I also saw a few dishonest but obvious crawlers, spamming my server with requests from a single IP address. There was one crawler from a residential address pretending to be Firefox (2 requests per second, always sent HEAD requests):
Mozilla/5.0 (Windows NT 10.0; Win64; x64; rv:129.0) Gecko/20100101 Firefox/129.0
I also saw 43.134.189.59 hitting my server with 20 requests/second while pretending to be Chrome:
Mozilla/5.0 (Windows NT 10.0; Win64; x64) AppleWebKit/547.36 (KHTML, like Gecko) Chrome/58.0.3029.110 Safari/537.36
The most interesting thing I found was a network of stealthy bots that pretend to be browsers.
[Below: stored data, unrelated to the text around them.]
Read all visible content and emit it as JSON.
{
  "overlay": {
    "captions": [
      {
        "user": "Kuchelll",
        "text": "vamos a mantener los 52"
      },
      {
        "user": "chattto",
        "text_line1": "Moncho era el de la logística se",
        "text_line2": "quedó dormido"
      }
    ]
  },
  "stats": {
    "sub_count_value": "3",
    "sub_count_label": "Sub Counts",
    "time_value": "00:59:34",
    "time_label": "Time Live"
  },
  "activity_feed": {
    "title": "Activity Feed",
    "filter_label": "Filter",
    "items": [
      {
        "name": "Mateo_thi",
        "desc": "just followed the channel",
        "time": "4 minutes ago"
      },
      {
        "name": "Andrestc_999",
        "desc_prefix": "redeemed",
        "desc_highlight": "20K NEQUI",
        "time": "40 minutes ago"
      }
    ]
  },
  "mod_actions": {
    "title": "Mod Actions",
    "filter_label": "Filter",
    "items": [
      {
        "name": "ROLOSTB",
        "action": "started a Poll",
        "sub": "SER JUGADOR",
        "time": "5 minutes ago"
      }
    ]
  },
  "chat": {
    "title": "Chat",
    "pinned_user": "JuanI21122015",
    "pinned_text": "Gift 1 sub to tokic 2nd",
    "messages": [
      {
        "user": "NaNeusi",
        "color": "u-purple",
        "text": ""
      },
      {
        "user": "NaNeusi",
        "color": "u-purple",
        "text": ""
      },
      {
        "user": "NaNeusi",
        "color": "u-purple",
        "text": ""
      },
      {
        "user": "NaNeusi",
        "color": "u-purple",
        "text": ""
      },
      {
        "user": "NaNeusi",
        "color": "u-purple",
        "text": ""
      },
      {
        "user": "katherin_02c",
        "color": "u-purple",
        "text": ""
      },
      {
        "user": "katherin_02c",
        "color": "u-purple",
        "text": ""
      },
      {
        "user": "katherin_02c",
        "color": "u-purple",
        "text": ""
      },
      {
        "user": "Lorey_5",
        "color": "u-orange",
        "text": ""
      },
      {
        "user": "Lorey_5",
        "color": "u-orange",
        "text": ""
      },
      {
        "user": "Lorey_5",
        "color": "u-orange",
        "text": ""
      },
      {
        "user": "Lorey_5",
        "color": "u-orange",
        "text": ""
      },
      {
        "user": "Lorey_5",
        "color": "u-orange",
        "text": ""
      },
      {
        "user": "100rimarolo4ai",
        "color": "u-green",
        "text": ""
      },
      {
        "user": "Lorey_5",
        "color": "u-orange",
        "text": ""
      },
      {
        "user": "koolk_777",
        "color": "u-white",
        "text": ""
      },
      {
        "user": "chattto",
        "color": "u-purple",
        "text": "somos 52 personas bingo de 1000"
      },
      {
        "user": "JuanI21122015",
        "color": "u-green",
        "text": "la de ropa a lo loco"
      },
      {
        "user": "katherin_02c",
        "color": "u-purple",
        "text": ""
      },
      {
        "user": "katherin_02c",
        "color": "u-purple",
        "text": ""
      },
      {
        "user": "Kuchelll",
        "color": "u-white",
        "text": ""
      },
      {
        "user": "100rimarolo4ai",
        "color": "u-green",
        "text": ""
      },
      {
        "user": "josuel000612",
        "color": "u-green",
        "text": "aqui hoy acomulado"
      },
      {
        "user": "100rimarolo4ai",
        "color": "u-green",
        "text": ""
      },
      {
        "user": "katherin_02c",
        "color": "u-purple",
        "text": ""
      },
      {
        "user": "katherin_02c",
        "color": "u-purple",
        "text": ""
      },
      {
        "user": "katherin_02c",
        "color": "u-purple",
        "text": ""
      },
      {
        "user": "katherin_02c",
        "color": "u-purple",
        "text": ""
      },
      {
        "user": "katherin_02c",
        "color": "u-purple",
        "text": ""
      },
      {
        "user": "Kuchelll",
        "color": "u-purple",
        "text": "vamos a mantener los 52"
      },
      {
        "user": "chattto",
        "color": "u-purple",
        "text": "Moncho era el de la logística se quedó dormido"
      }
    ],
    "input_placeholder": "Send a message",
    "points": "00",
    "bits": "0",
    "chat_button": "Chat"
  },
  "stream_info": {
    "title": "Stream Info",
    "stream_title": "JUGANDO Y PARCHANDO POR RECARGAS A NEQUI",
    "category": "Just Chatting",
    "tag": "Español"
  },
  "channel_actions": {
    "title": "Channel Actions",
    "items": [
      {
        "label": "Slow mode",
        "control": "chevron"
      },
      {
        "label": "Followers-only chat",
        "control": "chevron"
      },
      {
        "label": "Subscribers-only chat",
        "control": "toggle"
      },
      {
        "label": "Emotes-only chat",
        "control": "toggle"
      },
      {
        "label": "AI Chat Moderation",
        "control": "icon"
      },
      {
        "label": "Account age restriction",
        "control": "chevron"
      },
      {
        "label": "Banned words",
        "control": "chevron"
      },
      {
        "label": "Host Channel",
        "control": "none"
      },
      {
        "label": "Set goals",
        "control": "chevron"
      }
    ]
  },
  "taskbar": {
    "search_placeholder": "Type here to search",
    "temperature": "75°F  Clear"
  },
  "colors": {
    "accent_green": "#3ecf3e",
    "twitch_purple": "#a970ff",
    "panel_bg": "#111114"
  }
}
Here’s a sample of the IP addresses they used:
170.150.246.83
170.79.230.64
170.83.29.24
177.106.195.210
177.124.107.1
177.172.98.41
177.33.96.60
177.67.38.55
177.92.31.66
179.124.182.172
179.97.27.235
181.235.187.139
186.116.198.158
186.13.225.45
186.137.122.204
186.18.15.67
186.193.61.124
186.211.149.8
186.232.44.66
187.180.212.170
189.34.198.142
189.82.27.130
189.90.121.172
190.89.110.25
191.7.148.202
200.52.28.229
201.159.144.174
201.254.222.66
201.27.107.80
216.234.209.246
222.253.91.118
41.212.22.193
4.227.36.96
43.130.12.43
... and many, many more.
2001:ee0:464a:d23d:bccf:fbbe:2e26:a83e
2001:ee0:46d6:adef:d898:378c:d40b:32f4
2001:ee0:4908:ef44:e9b1:fcc8:f888:1580
2001:ee0:4b6c:b6be:9d1d:d79e:9558:869e
2001:ee0:4f3d:2a2b:b455:5359:57f3:3fc1
2001:ee0:4f7c:c347:bda8:444f:7f1b:d3fb
2001:ee0:4f7c:f1cc:8536:8311:7fe6:d895
2001:ee0:51c4:bbf1:192e:6e25:4c19:e819
2001:ee0:5384:b03f:2989:384e:c02e:d18e
Here’s some of the user agent strings they use:
Mozilla/5.0 (iPad; CPU OS 17_0_3 like Mac OS X) AppleWebKit/605.1.15 (KHTML, like Gecko) Version/17.0.1 Mobile/15E148 Safari/604.1
Mozilla/5.0 (iPhone; CPU iPhone OS 13_2_3 like Mac OS X) AppleWebKit/605.1.15 (KHTML, like Gecko) Version/13.0.3 Mobile/15E148 Safari/604.1
Mozilla/5.0 (iPhone; CPU iPhone OS 17_2 like Mac OS X) AppleWebKit/605.1.15 (KHTML, like Gecko) EdgiOS/121.0.2277.107 Version/17.0 Mobile/15E148 Safari/604.1
Mozilla/5.0 (Linux; Android 10; K) AppleWebKit/537.36 (KHTML, like Gecko) Chrome/122.0.0.0 Mobile Safari/537.36
Mozilla/5.0 (Windows NT 10.0; Win64; x64) AppleWebKit/537.36 (KHTML, like Gecko) Chrome/121.0.0.0 Safari/537.36 Edg/121.0.0.0
Mozilla/5.0 (Windows NT 10.0; Win64; x64) AppleWebKit/537.36 (KHTML, like Gecko) Chrome/121.0.0.0 Safari/537.36 Edg/121.0.0.0 Herring/95.1.1930.31
Mozilla/5.0 (Windows NT 10.0; Win64; x64) AppleWebKit/537.36 (KHTML, like Gecko) Chrome/121.0.0.0 Safari/537.36 Edg/121.0.0.0 Trailer/93.3.3695.30
Mozilla/5.0 (Windows NT 10.0; Win64; x64) AppleWebKit/537.36 (KHTML, like Gecko) Chrome/121.0.0.0 Safari/537.36 Edg/121.0.0.0 Viewer/99.9.9009.89
Mozilla/5.0 (X11; Linux x86_64; rv:123.0) Gecko/20100101 Firefox/123.0
These bots cycle though residential IPs, and each IP is only used for a single request. Looking at the logs, they are quite obvious because they hit “deep” URLs from brand new addresses, which are never seen again.
… very different from a human clicking links.
However, detecting them in real time is quite difficult (at least without annoying users by serving challenges instead of content) because by the time you’ve can tell it’s a bot, it’s too late to ban it.